Domenica mattina, Bruno ed io ci alzammo di buon’ora e intorno alle 8.30 eravamo già al centro di raccolta per accogliere i rifugiati, che però non si presentarono all’appuntamento. Feci fare numerosi avvisi, ma di Marina e la sua famiglia nessuna traccia. Sconsolati e rattristati uscimmo dal centro per recarci nell’area esterna dove viene servita la colazione e, quasi rassegnati, cominciammo ad organizzare il rientro, purtroppo, pensavo, a mani vuote.
Prima di andar decisi di fare un ultimo tentativo all’interno del centro. Fu un’intuizione felice perché con mia grande gioia ritrovai Marina. Era seduta su una brandina. Appena mi vide mi venne incontro, mi salutò con affetto e dopo aver raccolto le sue cose (una valigia, un borsone, due piccole borse e una busta con alimenti), radunò la sua famiglia e si preparò per il viaggio. Dopo un’attesa paziente di 45 minuti legata al disbrigo delle operazioni di polizia, ottenemmo dalle autorità locali il “via libera” a lasciare il centro in sicurezza. Finalmente potevamo rientrare in Italia.

Una volta in macchina ci avviammo verso l’A4 polacca, destinazione Roma. Con don Roberto e i giovani Elio e Gianluca ci ritrovammo in un’area di servizio nei pressi di Cracovia. Una volta riuniti condividemmo un momento di grande gioia legato alla presenza di questa bella famiglia ucraina. Eravamo felici di averli con noi, di poterli aiutare ad affrontare questo difficilissimo momento. Abbiamo viaggiato tutti insieme fino al confine tra l’Austria e l’Italia dove siamo giunti a notte fonda. La stanchezza era davvero tanta. Decidemmo cosi di separarci e di dirigerci ognuno verso la propria destinazione pur restando sempre in contatto telefonico per qualsiasi emergenza o problema.
Sono entrato a Roma nella città eterna intorno alle 7 del mattino di lunedì 21 marzo. Alle 7.30 ero presso la basilica di Santa Sofia dove ho lasciato Marina, Alimi e i loro due piccoli che, dopo una prima accoglienza, sono stati presi in carico dalla Protezione civile.

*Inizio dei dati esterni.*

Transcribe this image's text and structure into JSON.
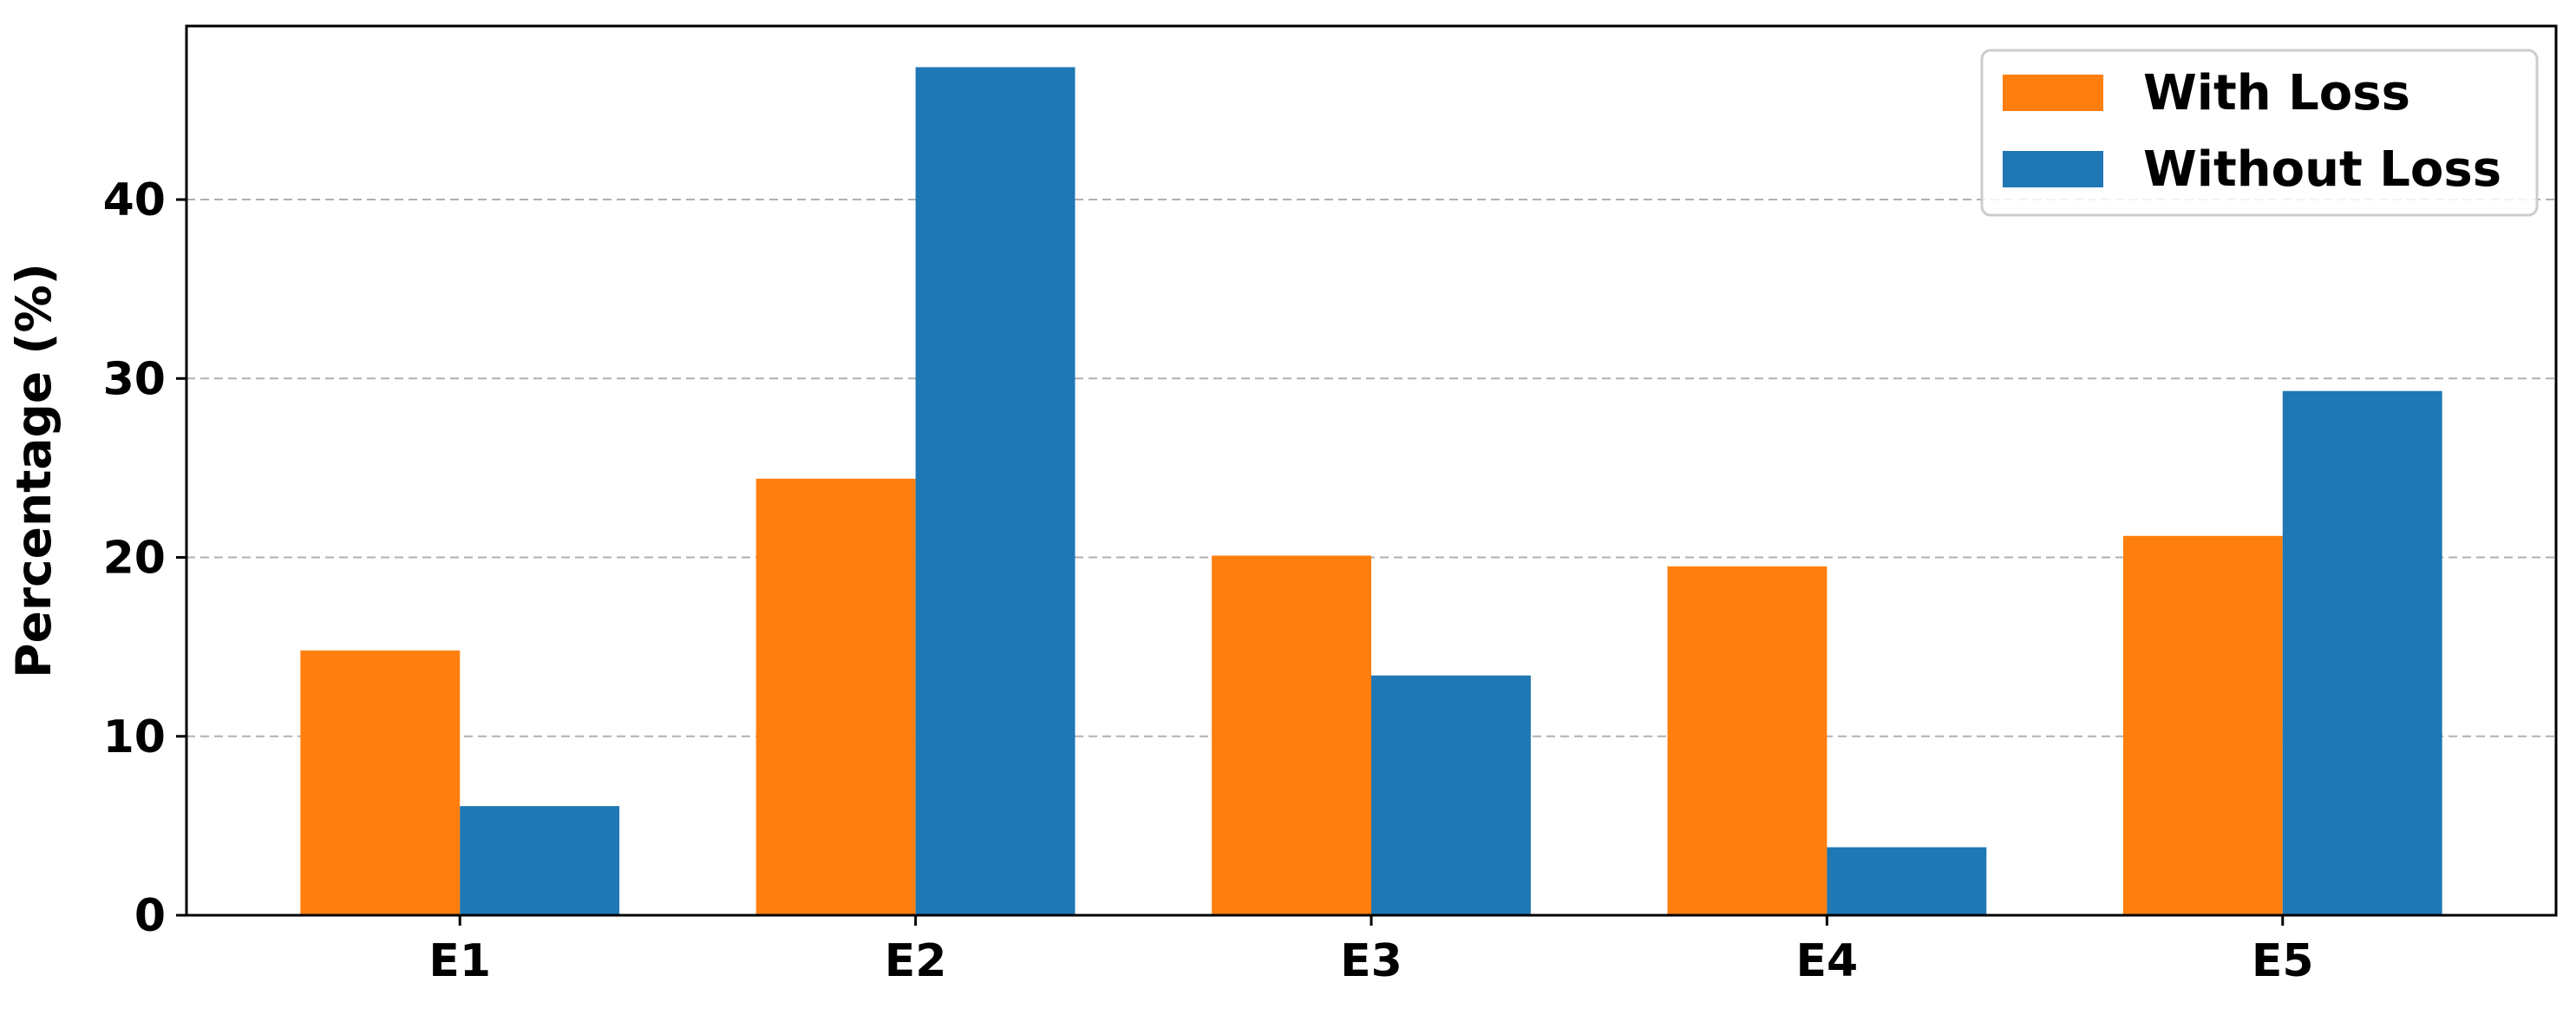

L’obiettivo era stato raggiunto. Ero stanco ma felice anche se, dentro di me, avvertivo un senso di inadeguatezza, di pochezza. Mentre rientravo a casa, infatti, pensavo che forse si poteva fare di più o meglio, o forse fare altro ancora. Insomma, un retrogusto un po’ amaro… Ma la risposta del buon Dio non si fece attendere.
A fornirmela, una frase di santa Giuseppina Vannini, fondatrice delle Figlie di san Camillo, e nella quale mi sono imbattuto visitando la Casa generalizia delle Suore Camilliane di Grottaferrata, piccolo centro alle porte di Roma, durante il consueto ritiro mensile della mia comunità. “Nulla – scriveva Madre Vannini – è piccolo davanti al Signore, quando si opera con grande amore a Lui!”. La commozione e la pace hanno subito inondato tutto il mio cuore.

Oggi, a distanza di qualche settimana, continuiamo a seguire questa famiglia anche grazie all’aiuto provvidenziale di Alina, una donna ucraina conosciuta circa due settimane prima del viaggio in Polonia. Estremamente disponibile e sensibile, Alina, indispensabile per comunicare con i nostri amici ucraini, da subito ha preso a cuore le sorti di questa e altre famiglie ucraine giunte in Italia.

Conclusioni

La storia che ho raccontato è solo per la maggior gloria della Trinità e di Maria nostra madre e del Cielo. Perché il nostro Dio è risorto, è vivo e operante nelle nostre vite per opera dello Spirito Santo. “Dio è amore” scrive san Giovanni e continua ad amarci nonostante le nostre infedeltà e i nostri tradimenti. Questa storia è un solo un piccolo semplice racconto del Suo grande amore per l’umanità. Molto piccolo, infinitesimo, ma estremamente vero.